“My staff have all behaved extremely well, and I shall have great pleasure in representing the fact in the proper quarter.”
“Oh, come, Haigh, it’s more than that—or do you include absolute heroism in the bond of your requirements? It is not every civilian that would take his life in his hand in the way your man did, and have the nerve to carry through a palace revolution and secure the object of the Mission all at once. I can tell you that when we heard the story from Hicks, there wasn’t one of us but was simply yearning to have had Stratford’s chance, and to have made as good use of it as he did.”
“I wish I had scragged Hicks!” muttered Stratford, behind, to Dick; but Sir Dugald’s face betrayed no astonishment.
“Then I suppose our friend Hicks is beforehand with us now in the matter of news, as he was a short time ago in reaching Kubbet-ul-Haj?”
“You bet he is—as he would say himself. The story of your Mission is all over the world by this time, and Hicks and the proprietor of the ‘Crier’ are raking in the shekels like so much dust. Upon my word, it is rather rough on you. But for that illness of yours, you would have carried the whole thing through yourself, and now you have lost the biggest advertisement you were ever within an ace of getting. Stratford is the popular hero from end to end of the Empire, and no one else will have a look-in beside him.”

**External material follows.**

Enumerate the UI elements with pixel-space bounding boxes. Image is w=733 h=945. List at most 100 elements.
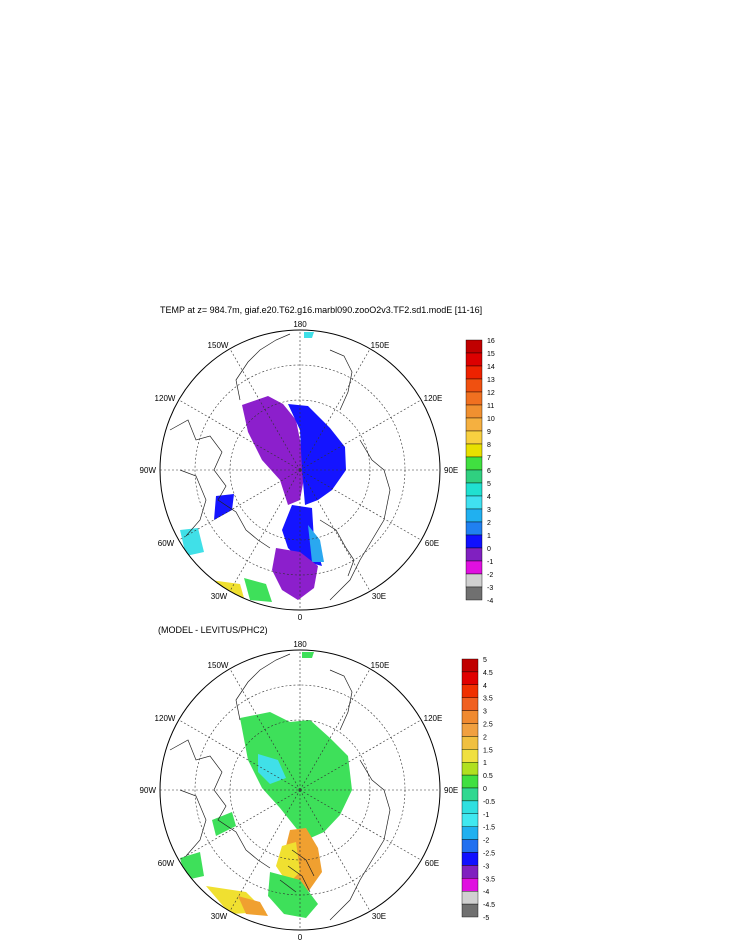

“You would not wish me to rob Mr Stratford of the honour which is due to him?” inquired Sir Dugald, raising his eyebrows. “If I know him at all, he will owe Hicks just as much thanks for his advertisement as I should in his place, and that is—nothing. He is so touchy on the subject of his visit to the Palace that I have scarcely yet been able to mention it to him myself. Still, it is a little disappointing to find that we have been forestalled in the announcement of our great coup. You agree with me, Mr Stratford?” and Sir Dugald turned partially round in his saddle, and cast a side-glance at the guilty Stratford, who looked extremely unlike a popular hero at the moment. He muttered something unintelligible in reply to his leader’s question, and Sir Dugald smiled and changed the subject as he rode on with the Commandant.
In the bustle and confusion of arriving at the Fort, Stratford heard no more of his attempted deception until late that evening, when he and Fitz, who had been dining with the officers at mess, walked over to the verandah in front of the Haighs’ old quarters to say good-night. Sir Dugald had employed the interval in catechising Lady Haigh and Georgia, as well as in collecting stray pieces of information from Dick and Kustendjian, so that he was now well acquainted with the history of all that had passed on the eventful day when the treaty had been signed.
“Sit down, Stratford, and don’t be in such a hurry,” he said, as they came up the steps, divining Stratford’s evident intention of seeking safety in flight to his own quarters as soon as the requisite farewells had been exchanged. “We may not have the chance of being together again without any strangers present. Do you know that you have been plotting all this time to play me a very shabby trick—to make a fool of me, in fact, in the eyes of everybody?”
“Pray don’t think that I agree with your description of our aims, Sir Dugald, when I say that I can only wish they had succeeded.”
“And left me at the mercy of our friend Hicks? Don’t you see that as soon as he gave his version of your proceedings, I should be suspected either of concealing the facts or of being ignorant of them? I have no particular fancy for either alternative.”